Offboarding is the inverse: remove the entries from issuance + runtime policy, push, the Sidecar denies new capabilities and stale ones expire.

PolicyBundleStale denials in production. Your Sidecars lost contact with the Authority. Check the network path, the Authority’s health, and consider raising bundle_ttl_seconds slightly to give yourself headroom for transient blips.

CapabilityScopeMismatch for legitimate calls. The capability’s resource_scope doesn’t match the request. Either tighten the scope at issuance time or loosen it. Match the scope to the agent’s mission, not to a wildcard — '*' is a smell in production.

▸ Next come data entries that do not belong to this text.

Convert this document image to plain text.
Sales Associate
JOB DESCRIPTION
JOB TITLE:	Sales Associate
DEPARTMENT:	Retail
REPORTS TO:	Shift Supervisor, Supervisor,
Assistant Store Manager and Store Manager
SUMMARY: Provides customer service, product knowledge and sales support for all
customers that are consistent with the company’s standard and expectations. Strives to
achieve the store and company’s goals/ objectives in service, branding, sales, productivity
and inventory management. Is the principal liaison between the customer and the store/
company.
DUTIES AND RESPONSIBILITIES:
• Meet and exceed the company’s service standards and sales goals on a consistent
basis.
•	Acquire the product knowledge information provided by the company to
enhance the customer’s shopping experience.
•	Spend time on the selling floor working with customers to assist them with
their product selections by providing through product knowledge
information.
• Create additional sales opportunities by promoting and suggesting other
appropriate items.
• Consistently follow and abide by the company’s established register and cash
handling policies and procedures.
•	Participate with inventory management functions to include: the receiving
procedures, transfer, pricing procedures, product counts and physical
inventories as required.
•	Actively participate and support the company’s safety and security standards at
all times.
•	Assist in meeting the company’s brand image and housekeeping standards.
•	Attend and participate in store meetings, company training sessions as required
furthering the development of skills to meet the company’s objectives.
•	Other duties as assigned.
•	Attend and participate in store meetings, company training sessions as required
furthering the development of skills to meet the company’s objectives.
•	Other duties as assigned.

Audit volume. A busy app produces a lot of events. Plan for the storage and the cost of shipping them. grpc sink + a horizontally scaled collector is the right shape.

Vault token rotation. AppRole renewal needs to happen before the token expires; the Sidecar does not auto-renew. Use a sidecar-of-the-sidecar (e.g. Vault Agent) to keep credentials fresh.

Sidecar restart drops in-memory capabilities. When a pod restarts, the Sidecar comes back with no CapabilityMap entries until sessions issue new ones. The app should retry on CapabilityNotFound by re-issuing.